Al Riformista Emmett chiarisce innanzitutto che «le decisioni editoriali non sono mai discusse con i nostri azionisti, incluso il gruppo Pearson. Io ho tutto il diritto di prendere le mie decisioni in piena autonomia». Dunque la proprietà non c'entra, come non c'entra Tana De Zulueta. «Naturalmente abbiamo lavorato con fonti italiane», continua il direttore, «ma l'inchiesta è stata interamente gestita da Londra». A coordinarla è stato Tim Lackson, uno degli investigative reporter di punta del giornale, che parallelamente sta scrivendo un libro su Tangentopoli. «Quanto tempo ci abbiamo messo? Direi che abbiamo lavorato ininterrottamente sul tema dalla nostra prima inchiesta dell'aprile 2001 (quella della celebre copertina Fit to run Italy?, ancora oggetto di una querela per diffamazione, ndr), ma solo negli ultimi mesi abbiamo deciso di ricorrere alla forma di una lettera aperta». Emmett respinge ogni dietrologia: «Abbiamo pubblicato adesso il dossier semplicemente perché ci sentivamo pronti, perché avevamo delle notizie che ce lo consentivano». Ma a far scattare l'iniziativa è stato il lodo Maccanico: «Quando la legge sull'immunità ha messo fine alla possibilità che Berlusconi potesse rendere conto di tutti questi interrogativi davanti ad un tribunale, ci siamo convinti che sarebbe stata una buona idea fargli delle domande per mezzo di una lettera aperta». Una procedura insolita anche per l'Economist, che pure in passato aveva attaccato con inchieste al vetriolo capi di Stato come Boris Eltsin o Jacques Chirac. «Ma il caso di Berlusconi è diverso - insiste il direttore - perché nessuno prima si era messo al riparo dalla legge così come ha fatto lui». Dunque, anche tenuto conto degli standard di moralità italiani (che devono apparire assai bassi, giudicati da lassù), gli inglesi hanno ritenuto che la misura fosse colma e sono usciti con una nuova copertina sul Cavaliere (la seconda da maggio). Consultando ovviamente prima i loro uffici legali, che sono già impegnati in una causa per diffamazione a Roma, il cui esito è atteso per la fine dell'anno.

E nemmeno è esatto parlare di «materiale d'importazione», ribattono da Londra, perché almeno un elemento nuovo nel dossier dell'Economist c'è. Lo si individua alla quinta domanda, disponibile solo sul sito Internet del giornale (Your other trials), nel paragrafo dedicato ai processi per falso in bilancio, quando si scrive che l'avvocato londinese David Mills, contrariamente a quanto sostenuto nelle sue deposizioni ai magistrati italiani, avrebbe intrattenuto un rapporto professionale con la Fininvest già a partire dal 1980 (e non nel '89 o '90 come dichiarato sotto giuramento).

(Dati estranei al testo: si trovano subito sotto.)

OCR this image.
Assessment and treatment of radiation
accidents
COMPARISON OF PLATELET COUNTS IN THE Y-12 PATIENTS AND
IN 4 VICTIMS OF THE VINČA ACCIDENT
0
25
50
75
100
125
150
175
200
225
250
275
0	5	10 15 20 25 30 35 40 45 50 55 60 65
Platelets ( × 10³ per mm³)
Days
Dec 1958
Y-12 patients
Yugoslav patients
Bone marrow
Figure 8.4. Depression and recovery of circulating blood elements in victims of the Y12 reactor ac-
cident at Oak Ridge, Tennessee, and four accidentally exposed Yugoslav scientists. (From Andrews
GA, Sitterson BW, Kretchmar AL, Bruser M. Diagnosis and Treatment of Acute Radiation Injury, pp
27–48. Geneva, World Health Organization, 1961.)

In base ai registri camerali consultati dal settimanale, Mills avrebbe infatti iniziato in quello stesso anno a mettere in piedi una rete di società off-shore (come la All-Iberian) nota come «Fininvest-B», allo scopo di accantonare fondi neri, da impiegare successivamente anche per il pagamento di tangenti. Uno schema che tramite Mills e il suo mandante, Giancarlo Foscale, cugino di Berlusconi e manager della holding di famiglia, avrebbe sottratto oltretutto al fisco inglese tasse su utili lordi per 75 milioni di dollari, solo nel periodo '80-'87. L'avvocato Mills, in sostanza, a detta dell'Economist, sarebbe un evasore fiscale. Piccolo particolare: il legale è il marito di Tessa Jowell, ministro della Cultura di Tony Blair. Se l'accusa dovesse dimostrarsi vera, il premier inglese si troverebbe ancora di più sulla graticola. E forse è lui il vero obiettivo di questo attacco.